Важные для общества и весьма поучительные для министерства признаки! Изумительно, что они не производят на министерство ни малейшего действия: ибо, оставляя их без всякого внимания, оно и для народных школ, которых главное и существенное назначение состоит именно в религиозно-нравственном воспитании народа, не хочет от учителей веры принять ничего, кроме должностных уроков, освобождая учителя народной школы от всякого влияния священника.

Для того, кто желает видеть, легко предусмотреть, каковы будут плоды таких школ.

"Если священник, — говорит Гизо, — не доверяет учителю и удаляется от него; если учитель считает себя независимым соперником священника, а не верным ему помощником, тогда нравственное значение школы утрачено, и она (из благодеяния народу) легко может обратиться в опасность (для него)".

То же самое, только еще яснее и убедительнее говорят законодательства, общественное мнение и опыты просвещеннейших стран Европы, на которые указано было выше.

Можно ли предположить, чтобы министерству были незнакомы такие простые и, кажется, бесспорные соображения?

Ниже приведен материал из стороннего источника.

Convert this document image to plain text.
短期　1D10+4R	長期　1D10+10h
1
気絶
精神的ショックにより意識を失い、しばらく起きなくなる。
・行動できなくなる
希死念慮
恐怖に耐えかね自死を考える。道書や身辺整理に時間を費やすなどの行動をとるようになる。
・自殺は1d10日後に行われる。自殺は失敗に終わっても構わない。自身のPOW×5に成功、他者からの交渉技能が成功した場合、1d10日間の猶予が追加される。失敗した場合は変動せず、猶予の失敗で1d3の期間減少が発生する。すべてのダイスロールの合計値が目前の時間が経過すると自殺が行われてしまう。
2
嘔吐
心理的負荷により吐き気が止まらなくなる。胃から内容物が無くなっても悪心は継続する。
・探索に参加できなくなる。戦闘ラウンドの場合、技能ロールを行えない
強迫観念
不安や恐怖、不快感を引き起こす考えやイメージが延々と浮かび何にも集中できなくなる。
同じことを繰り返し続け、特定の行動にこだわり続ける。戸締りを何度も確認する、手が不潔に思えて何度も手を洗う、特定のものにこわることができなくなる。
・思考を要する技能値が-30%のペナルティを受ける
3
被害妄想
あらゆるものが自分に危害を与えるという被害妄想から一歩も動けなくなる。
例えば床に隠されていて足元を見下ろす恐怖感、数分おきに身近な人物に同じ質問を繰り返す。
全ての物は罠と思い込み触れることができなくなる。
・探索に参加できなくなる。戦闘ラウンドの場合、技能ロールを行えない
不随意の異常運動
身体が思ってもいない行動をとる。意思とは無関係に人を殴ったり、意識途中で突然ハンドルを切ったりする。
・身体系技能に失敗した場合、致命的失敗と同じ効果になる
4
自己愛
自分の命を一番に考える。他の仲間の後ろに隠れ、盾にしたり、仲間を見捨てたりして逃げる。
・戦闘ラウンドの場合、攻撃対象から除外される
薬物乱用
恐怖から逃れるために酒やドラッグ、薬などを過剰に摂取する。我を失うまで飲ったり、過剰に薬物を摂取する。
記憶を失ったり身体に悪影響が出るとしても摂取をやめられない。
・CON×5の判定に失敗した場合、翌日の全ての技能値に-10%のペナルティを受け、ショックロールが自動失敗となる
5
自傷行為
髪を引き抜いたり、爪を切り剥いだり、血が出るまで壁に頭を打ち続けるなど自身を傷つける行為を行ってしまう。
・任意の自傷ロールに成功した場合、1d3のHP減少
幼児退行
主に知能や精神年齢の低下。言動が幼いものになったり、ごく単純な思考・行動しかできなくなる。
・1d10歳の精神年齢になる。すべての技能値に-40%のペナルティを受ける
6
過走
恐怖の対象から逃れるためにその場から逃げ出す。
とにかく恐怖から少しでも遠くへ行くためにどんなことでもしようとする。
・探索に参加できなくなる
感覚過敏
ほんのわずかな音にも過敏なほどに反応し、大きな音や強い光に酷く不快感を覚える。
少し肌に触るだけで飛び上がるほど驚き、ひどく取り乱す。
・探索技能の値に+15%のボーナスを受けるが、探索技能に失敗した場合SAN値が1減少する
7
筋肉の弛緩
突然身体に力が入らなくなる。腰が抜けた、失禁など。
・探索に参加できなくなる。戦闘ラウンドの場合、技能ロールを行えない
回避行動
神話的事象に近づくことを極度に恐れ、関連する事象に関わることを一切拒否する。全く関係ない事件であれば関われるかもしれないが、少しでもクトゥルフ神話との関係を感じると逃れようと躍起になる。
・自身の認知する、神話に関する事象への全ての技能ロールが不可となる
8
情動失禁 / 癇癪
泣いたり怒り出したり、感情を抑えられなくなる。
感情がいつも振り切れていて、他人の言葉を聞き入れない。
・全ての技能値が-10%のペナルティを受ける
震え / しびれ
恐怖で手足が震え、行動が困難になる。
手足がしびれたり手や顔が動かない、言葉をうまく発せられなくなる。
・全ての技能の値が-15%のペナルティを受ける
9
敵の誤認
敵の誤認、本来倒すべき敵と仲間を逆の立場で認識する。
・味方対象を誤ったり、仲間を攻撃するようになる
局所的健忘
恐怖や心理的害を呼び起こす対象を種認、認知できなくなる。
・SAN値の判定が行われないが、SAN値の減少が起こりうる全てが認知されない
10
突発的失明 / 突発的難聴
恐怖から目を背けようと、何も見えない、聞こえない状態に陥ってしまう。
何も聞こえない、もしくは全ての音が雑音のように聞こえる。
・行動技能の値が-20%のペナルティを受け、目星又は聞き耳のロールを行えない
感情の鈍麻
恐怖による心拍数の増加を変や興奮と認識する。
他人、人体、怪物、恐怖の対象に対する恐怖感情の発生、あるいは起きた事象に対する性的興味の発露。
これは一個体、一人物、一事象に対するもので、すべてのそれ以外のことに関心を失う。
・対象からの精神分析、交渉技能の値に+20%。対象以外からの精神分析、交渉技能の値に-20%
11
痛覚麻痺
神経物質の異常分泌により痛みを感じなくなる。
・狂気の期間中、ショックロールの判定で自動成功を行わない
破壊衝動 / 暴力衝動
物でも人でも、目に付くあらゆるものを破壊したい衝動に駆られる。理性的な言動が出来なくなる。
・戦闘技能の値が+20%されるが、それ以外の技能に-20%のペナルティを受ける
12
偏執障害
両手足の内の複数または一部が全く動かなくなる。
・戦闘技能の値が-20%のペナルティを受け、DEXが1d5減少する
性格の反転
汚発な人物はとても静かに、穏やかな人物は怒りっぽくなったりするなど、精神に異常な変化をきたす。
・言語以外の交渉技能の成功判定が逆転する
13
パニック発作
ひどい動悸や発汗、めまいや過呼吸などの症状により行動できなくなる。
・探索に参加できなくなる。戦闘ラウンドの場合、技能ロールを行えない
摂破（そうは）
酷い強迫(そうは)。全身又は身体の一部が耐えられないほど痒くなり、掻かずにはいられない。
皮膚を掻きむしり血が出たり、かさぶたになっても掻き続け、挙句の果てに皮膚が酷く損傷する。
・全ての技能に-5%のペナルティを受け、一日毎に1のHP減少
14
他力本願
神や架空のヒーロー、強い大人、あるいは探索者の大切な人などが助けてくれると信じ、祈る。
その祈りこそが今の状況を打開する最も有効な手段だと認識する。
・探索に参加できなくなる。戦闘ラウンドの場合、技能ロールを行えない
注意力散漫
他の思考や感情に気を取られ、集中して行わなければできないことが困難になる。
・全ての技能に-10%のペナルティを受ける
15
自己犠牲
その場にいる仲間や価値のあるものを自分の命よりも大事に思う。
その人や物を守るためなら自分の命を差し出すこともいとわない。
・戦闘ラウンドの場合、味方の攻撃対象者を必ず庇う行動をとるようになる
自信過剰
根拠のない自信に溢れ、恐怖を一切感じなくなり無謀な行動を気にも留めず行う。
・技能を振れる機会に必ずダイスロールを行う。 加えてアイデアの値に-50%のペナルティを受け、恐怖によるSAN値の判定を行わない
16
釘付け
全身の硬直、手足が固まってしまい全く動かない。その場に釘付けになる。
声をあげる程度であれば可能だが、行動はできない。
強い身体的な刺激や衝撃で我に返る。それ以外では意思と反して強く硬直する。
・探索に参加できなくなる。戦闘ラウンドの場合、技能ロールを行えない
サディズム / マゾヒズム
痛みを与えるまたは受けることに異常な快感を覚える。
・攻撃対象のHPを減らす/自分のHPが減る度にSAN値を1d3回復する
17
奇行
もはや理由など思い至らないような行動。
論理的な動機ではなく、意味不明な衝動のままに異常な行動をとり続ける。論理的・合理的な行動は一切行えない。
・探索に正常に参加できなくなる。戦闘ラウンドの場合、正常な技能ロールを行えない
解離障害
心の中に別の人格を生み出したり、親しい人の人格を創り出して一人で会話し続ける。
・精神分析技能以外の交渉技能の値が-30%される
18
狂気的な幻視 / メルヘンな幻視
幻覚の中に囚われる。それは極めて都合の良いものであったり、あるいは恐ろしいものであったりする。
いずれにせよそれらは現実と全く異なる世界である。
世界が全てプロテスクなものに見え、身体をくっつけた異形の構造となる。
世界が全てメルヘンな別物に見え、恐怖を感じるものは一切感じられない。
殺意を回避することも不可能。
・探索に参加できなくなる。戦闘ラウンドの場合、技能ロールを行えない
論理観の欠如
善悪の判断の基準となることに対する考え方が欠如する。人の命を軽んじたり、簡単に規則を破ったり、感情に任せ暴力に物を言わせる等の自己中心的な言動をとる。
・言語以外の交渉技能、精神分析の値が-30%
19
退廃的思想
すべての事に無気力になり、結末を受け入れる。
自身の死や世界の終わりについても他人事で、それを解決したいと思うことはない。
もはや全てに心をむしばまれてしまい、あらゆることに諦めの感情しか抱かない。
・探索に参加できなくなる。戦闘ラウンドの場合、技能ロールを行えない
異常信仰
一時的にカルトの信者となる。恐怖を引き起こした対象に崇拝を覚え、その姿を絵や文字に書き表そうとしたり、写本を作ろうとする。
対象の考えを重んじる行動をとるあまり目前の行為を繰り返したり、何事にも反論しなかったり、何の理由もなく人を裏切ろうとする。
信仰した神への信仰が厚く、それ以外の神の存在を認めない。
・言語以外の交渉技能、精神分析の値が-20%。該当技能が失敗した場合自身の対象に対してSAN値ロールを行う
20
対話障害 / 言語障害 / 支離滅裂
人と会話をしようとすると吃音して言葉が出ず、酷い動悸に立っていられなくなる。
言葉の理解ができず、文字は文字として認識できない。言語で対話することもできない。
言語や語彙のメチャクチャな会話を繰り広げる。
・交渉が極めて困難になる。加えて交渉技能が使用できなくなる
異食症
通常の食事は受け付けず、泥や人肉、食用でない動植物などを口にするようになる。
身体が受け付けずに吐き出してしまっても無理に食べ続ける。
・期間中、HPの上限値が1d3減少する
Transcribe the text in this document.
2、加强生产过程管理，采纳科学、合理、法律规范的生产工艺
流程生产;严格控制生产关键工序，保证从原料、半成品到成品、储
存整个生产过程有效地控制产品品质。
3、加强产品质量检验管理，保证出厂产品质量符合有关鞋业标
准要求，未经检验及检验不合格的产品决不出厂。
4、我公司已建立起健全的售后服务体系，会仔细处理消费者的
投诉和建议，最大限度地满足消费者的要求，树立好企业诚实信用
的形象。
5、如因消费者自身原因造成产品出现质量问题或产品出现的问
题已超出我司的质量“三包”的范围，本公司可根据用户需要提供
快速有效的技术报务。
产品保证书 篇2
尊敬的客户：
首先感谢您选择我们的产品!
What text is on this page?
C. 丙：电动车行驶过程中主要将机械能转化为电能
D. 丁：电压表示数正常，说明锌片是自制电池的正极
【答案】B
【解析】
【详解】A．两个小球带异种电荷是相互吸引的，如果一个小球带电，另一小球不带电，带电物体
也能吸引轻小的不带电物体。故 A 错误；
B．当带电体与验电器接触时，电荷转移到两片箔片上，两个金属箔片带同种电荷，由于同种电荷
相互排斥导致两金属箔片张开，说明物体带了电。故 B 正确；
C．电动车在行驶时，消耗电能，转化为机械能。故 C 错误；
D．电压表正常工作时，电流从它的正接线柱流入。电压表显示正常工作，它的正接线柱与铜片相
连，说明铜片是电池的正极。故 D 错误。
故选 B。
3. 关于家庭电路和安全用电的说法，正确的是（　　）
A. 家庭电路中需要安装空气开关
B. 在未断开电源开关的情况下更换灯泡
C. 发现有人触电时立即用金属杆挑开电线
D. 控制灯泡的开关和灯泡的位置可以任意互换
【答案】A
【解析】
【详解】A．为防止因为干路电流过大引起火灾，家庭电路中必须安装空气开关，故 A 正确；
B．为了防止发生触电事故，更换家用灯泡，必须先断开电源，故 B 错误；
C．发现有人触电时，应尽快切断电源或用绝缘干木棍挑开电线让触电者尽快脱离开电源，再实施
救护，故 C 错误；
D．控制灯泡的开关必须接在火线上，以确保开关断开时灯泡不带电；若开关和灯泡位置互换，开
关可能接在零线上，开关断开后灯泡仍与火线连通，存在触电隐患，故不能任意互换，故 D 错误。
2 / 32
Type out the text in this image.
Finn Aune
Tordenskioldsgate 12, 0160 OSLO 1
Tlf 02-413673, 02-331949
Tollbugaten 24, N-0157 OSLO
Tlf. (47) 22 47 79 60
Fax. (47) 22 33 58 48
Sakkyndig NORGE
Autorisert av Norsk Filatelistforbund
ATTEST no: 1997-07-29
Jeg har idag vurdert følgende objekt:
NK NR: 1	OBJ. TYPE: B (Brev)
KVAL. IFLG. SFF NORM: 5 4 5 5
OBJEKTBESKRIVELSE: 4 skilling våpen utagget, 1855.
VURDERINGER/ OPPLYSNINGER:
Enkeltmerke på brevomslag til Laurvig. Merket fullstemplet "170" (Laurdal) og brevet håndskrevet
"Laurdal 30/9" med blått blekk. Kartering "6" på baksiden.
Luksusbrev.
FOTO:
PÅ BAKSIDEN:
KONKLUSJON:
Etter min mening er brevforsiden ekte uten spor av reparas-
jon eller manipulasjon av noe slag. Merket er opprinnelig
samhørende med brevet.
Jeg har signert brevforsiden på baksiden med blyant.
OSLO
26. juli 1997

Как ни обидно для его правительственной чести такое предположение, но предстоит необходимость на него решиться: ибо другое предположение (третьего же не может и быть по закону дилеммы), будто министерство заведомо презирает столь ясные и всеобщим опытом всех просвещенных народов подтверждаемые указания и, вопреки им, хочет послужить, как выражаются в Англии, разведению по земле змеиного семени, будет для него еще оскорбительнее, как обвинение в злых намерениях, на которое можно решиться только тогда, когда действий министерства нельзя будет объяснить неопытностью.

Министерство народного просвещения, по-видимому, не имеет намерения посягать на существование народных школ, учрежденных духовенством, и желает делить с ним труды народного обучения.

"Совместничество (?) в этом деле духовенства и министерства, — сказано в том же отношении г. Управляющего, — составляет одно из условий успеха в деле народного образования; остается только дойти до разумного и справедливого уравновешения взаимного (совокупного?) действия означенных ведомств в деле, общем для них во многих отношениях".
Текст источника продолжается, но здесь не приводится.